VYPR

npm · Malicious package advisory

Malware

ledgerflow-deploy-utils

MAL-2026-6591

Malicious code in ledgerflow-deploy-utils (npm)

Details


---
_-= Per source details. Do not edit below this line.=-_

## Source: amazon-inspector (5f0097d19be676ac30ff79dffcff38f128873c80115a8a150c3eceff0422aa93)
On npm install, the package's postinstall script queries the AWS instance metadata service (IMDSv1) at 169.254.169.254 for the attached IAM role and POSTs the result, along with an IMDS-reachability probe, over plain HTTP to a hardcoded bare IP (54.226.194.239:80/chain3).

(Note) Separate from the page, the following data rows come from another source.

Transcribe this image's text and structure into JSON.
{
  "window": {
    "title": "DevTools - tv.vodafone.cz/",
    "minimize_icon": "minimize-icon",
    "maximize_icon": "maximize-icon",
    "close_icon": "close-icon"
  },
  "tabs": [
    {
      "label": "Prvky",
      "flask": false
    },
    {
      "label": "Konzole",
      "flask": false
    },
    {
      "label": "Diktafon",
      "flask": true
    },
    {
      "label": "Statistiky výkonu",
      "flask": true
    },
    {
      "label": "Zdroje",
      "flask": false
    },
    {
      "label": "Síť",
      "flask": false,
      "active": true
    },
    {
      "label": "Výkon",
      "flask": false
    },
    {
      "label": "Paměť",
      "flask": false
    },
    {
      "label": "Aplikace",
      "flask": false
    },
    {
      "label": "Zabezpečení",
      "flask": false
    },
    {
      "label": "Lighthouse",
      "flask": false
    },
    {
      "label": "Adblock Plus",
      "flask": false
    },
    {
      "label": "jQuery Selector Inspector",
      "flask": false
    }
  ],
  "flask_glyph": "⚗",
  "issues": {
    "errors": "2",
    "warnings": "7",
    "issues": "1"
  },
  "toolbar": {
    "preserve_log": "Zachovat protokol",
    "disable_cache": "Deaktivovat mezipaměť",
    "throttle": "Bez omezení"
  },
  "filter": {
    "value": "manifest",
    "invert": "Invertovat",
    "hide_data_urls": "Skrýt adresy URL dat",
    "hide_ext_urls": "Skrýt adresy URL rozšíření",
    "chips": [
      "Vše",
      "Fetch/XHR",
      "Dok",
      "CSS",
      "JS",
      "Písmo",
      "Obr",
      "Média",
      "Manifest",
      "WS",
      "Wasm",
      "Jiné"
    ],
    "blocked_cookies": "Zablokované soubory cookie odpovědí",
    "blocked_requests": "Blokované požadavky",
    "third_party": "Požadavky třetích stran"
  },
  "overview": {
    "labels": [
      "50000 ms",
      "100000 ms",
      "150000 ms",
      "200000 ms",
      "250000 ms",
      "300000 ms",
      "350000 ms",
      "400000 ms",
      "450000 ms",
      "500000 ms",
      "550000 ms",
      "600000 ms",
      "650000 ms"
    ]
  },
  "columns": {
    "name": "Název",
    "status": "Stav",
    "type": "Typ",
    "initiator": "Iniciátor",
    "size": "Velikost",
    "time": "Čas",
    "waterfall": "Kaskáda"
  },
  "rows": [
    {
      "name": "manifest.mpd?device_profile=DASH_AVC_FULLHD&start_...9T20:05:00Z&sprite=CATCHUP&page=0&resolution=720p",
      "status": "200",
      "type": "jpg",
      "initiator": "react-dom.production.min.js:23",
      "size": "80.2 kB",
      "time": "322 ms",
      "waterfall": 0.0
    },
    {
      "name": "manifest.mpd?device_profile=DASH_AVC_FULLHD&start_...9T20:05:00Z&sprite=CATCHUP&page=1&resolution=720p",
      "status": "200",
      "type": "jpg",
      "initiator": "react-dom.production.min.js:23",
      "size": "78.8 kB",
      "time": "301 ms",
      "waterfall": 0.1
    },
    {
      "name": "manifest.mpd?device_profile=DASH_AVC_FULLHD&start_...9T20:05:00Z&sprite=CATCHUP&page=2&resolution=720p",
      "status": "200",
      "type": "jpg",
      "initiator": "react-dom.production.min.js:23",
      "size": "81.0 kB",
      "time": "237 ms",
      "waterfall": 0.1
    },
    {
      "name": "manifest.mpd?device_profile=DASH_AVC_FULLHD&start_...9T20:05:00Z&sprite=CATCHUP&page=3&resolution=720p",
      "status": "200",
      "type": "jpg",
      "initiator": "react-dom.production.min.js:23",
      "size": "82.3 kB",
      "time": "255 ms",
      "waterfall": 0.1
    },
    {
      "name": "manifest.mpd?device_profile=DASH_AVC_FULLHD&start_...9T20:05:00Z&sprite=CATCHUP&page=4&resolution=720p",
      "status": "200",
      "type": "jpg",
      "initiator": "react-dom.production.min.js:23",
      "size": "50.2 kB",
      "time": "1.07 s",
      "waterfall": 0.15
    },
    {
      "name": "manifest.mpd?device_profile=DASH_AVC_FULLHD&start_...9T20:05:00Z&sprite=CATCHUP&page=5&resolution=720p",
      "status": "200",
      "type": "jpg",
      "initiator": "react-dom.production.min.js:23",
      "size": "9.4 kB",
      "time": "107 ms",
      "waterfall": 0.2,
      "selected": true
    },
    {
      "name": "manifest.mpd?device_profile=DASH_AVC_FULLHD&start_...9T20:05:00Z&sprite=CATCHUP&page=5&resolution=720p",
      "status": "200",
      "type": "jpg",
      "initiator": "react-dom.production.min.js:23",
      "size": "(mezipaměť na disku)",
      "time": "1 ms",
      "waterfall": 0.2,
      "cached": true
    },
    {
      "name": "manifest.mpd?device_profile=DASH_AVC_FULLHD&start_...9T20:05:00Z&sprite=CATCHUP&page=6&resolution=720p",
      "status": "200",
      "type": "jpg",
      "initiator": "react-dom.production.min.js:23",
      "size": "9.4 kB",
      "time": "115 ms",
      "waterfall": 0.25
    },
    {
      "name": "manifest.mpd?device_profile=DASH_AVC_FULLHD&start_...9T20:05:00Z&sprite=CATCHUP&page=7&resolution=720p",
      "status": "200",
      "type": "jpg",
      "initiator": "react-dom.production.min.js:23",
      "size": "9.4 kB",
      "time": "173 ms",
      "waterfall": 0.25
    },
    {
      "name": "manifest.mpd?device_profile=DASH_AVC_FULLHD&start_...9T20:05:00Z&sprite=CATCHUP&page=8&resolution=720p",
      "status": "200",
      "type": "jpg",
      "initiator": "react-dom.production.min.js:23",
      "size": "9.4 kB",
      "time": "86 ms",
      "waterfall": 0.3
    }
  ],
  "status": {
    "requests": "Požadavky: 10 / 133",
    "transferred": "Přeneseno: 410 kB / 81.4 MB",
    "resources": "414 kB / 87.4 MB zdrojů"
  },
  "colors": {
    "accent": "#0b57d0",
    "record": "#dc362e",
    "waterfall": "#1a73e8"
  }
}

The published library surface (index.js) only exports two no-op console.log stubs named validate/deploy, with no real functionality — the entire effective behavior is the install-time reconnaissance against AWS-hosted installers and CI runners. The combination of a placeholder API, a generic deployment-utility name suggesting an internal/private package, and install-time recon to a hardcoded bare-IP C2 matches the dependency-confusion / internal-name-squat pattern targeting corporate build systems, where exposed IAM role names enable follow-on credential abuse against the installer's cloud environment.

Compromised versions (4)

  • 1.0.1
  • 1.0.4
  • 1.0.3
  • 1.0.5

Any computer that installed or ran a compromised version should be considered fully compromised. Rotate every secret on that machine from a clean environment.